Today’s Iraqi Security Forces have continued to sustain the success that has been achieved by U.S. service members who have served throughout the country since 2003.

According to Coglianese, the partnerships between Coalition forces and their ISF counterparts have contributed a great deal to the improvements that can now be seen in the ISF’s competent abilities in securing their nation.

 “CLB-7, you have understood the importance of those partnerships. You initiated and sustained great relationships with members of the 7th Iraqi Army Division,” Coglianese said.

The Marines partnered with Iraqi soldiers of the 7th IA Division aboard Camp Mejid and conducted vehicle maintenance training that included inventory control and documentation practices.  In a short amount of time, the Marines helped their Iraqi counterparts make vast improvements in their logistical practices. 

 Among other accomplishments, the sailors of the Battalion Aid Station also provided invaluable medical training to the IA soldiers at Camp Mejid.

“The training went above and beyond the typical combat lifesaver courses by providing instruction on topics ranging anywhere from sports medicine and shock trauma to guiding them on conducting mass casualty drills,” Coglianese said.

As true warriors sustaining warriors, the CLB-7 support detachments in Combat Outpost Gannon II, Ubaydi, Sahl Sinjar, Camp Korean Village and Rawah, kept the service members hydrated and their vehicles properly fueled by distributing hundreds of thousands of gallons of fuel and water. Additionally, the Field Mess Marines worked long shifts to ensure that all service members traveling through these remote areas could enjoy a hot meal.

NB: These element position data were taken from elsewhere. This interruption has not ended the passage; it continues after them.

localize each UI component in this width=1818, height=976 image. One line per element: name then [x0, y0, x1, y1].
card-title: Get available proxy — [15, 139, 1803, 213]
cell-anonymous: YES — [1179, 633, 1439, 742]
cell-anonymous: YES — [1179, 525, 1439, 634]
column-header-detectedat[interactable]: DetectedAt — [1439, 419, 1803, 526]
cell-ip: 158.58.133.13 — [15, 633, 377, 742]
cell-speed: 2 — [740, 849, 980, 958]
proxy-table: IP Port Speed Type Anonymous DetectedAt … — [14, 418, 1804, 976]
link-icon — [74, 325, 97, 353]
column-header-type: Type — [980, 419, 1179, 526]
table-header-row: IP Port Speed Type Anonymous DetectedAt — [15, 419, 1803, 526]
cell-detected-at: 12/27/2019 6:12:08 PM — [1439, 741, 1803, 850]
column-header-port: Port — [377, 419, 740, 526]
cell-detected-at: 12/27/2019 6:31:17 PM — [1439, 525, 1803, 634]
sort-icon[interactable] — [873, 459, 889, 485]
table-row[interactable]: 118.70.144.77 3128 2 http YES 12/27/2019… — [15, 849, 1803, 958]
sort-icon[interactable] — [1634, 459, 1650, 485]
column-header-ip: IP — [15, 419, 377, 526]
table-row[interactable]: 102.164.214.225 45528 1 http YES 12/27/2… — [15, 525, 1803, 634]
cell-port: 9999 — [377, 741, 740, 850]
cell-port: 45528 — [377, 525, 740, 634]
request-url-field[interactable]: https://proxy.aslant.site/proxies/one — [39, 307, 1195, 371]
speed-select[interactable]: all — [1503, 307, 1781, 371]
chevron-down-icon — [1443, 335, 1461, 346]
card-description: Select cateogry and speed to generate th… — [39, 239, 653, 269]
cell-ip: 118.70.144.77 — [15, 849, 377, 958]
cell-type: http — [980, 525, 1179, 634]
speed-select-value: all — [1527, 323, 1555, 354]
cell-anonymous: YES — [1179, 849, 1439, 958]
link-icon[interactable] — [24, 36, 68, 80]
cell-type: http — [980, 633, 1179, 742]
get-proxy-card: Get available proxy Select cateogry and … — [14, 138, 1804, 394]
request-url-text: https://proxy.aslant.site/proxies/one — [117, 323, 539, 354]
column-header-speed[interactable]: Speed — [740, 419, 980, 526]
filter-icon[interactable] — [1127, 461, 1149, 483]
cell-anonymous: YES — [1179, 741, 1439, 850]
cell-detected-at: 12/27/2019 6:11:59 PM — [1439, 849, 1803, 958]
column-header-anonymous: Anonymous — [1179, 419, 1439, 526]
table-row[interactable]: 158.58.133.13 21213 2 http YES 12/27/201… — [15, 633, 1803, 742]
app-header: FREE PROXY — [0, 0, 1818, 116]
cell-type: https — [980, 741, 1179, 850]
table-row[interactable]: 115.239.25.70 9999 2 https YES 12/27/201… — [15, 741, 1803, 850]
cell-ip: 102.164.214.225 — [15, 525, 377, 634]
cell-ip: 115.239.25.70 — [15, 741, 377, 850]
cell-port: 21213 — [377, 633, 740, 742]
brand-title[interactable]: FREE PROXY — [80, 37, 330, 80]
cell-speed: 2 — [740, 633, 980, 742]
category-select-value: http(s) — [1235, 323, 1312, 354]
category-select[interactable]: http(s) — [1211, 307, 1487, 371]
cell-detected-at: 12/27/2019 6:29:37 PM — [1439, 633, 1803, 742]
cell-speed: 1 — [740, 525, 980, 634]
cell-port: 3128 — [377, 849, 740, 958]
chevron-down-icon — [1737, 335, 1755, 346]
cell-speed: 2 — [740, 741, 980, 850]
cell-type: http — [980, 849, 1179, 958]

As their deployment came to a close, CLB-7 worked tirelessly on their support missions but also pushed forward into drawdown operations by retrograding containers and equipment no longer needed to accomplish the mission.

“Your attention to detail in this process has assisted the [Marine Logistics Group] in responsibly reducing its overall footprint in Al Anbar,” Coglianese said.  “It was the individual effort made by each and every one of you that collectively achieved success for your battalion. Rest assured that your dedication to the mission has helped the Marine Corps come one step closer to their departure from Iraq.” 

With CLB-46 scheduled to be the last Marine combat logistics battalion to travel the roads of Al Anbar Province, Davis closed out the ceremony with enthusiasm by saying, "CLB-46 is excited to be here and have the opportunity to write the final chapter in Marine Corps logistical operations in Iraq."